Sunday, November 07, 2021

Global powers could suffer financially in the move away from fossil fuels - study

Low carbon initiatives affect more than just the climate. Some countries have much to gain, while others face great economic risk.

By EMILY CRASNICK
JERUSALEM POST  
Published: NOVEMBER 6, 2021

WIND TURBINES pictured in the Golan Heights.
(photo credit: REUTERS)

For years, the choice to move away from fossil fuels has been a costly one, causing many countries to delay implementing environmental policies and leaving others to pick up the tab. A recent study by the universities of Exeter, Cambridge, the Open University and Cambridge Econometrics shows that this is no longer the case. There is much to be gained from a shift toward renewable energy, environmentally and economically.

The global transition from fossil fuels to renewable energy is well underway, and it’s now apparent that getting on board may actually be the most effective approach for countries to both combat climate change and save money. As environmentally-friendly policies are implemented in an increasing number of countries, the choice to continue relying on fossil fuels may come with more consequences than a changing climate alone. Exactly what risks or rewards a country faces will depend on its relationship with fossil fuels.

Countries can be divided into one of three categories. For those that are heavily reliant on the import of fossil fuels, such as those in the European Union and China, moving toward greener policies has many benefits. Decarbonization for these countries means an opportunity to redirect financial resources toward the innovation of new technologies and jobs on a domestic level.

At the same time, oil-rich countries that rely on the export of fossil fuels, such as Saudi Arabia, can reduce negative impact on their own economies from decreased global demand for fossil fuels by preemptively flooding the market at a reduced cost.

Countries like the US, Canada and Russia are regarded as “large uncompetitive exporters” and stand to lose the most from continued reliance on fossil fuels. In a market flooded by exports from other oil-rich countries, these large exporters would be unable to compete. Stranded oil assets combined with lack of investment in new technology could lead to industrial decline as certain economic activity and job sectors dependent on the fossil fuel industry become obsolete. Redirecting efforts toward the creation of new low-carbon technology would help to mitigate the negative economic impact.

A man walks past a advertising in relation with the UN Climate Change Conference (COP 26) where world leaders discuss how to tackle climate change on a global scale, near the conference area in Glasgow Scotland, Britain October 30, 2021. (credit: REUTERS/YVES HERMAN)

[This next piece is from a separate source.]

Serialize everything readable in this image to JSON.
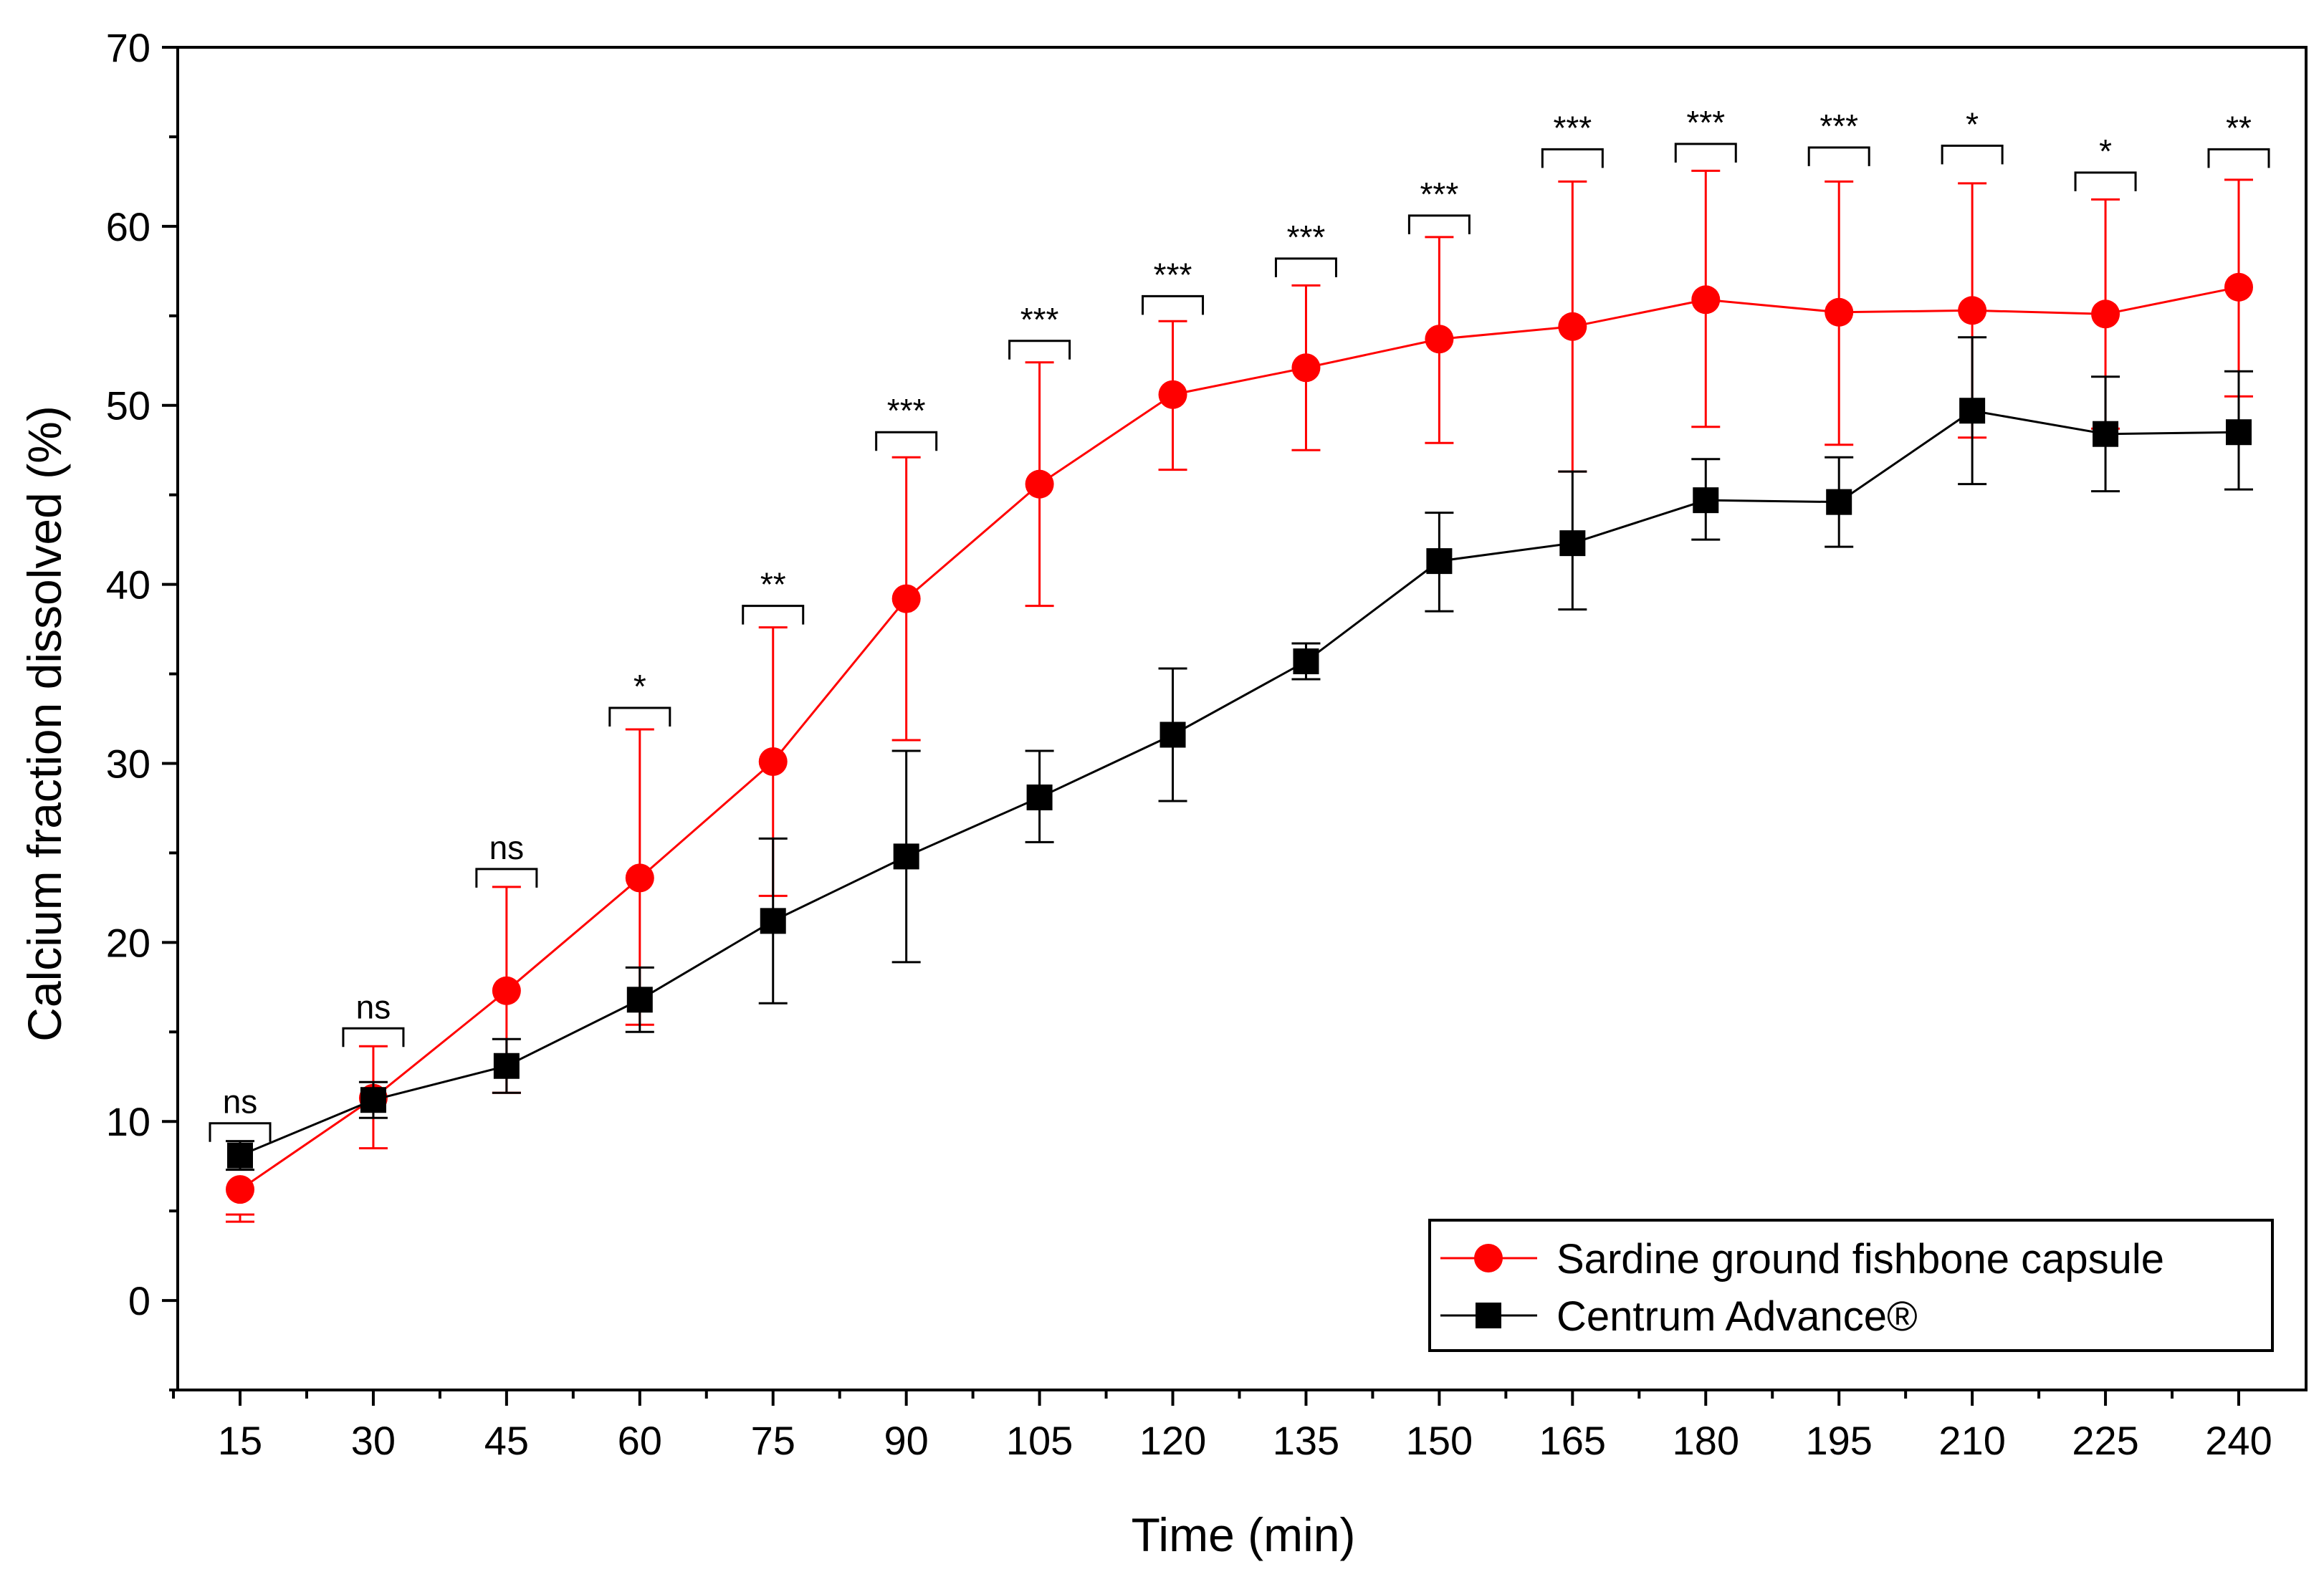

“As the economy transforms, if you do not decarbonise, you are shooting yourself in the foot.” Professor Jorge ViƱuales, of the University of Cambridge and co-author of the study, said. “The key question is how to do it in the specific conditions of your country.”

“The disruptive nature of the low-carbon transition makes untenable a macroeconomic strategy based on ‘business-as-usual,” said Dr. Pablo Salas, from the University of Cambridge Institute for Sustainability Leadership (CISL).

“Supporting low-carbon innovation is the only way to maintain long-term competitiveness in a decarbonizing economy."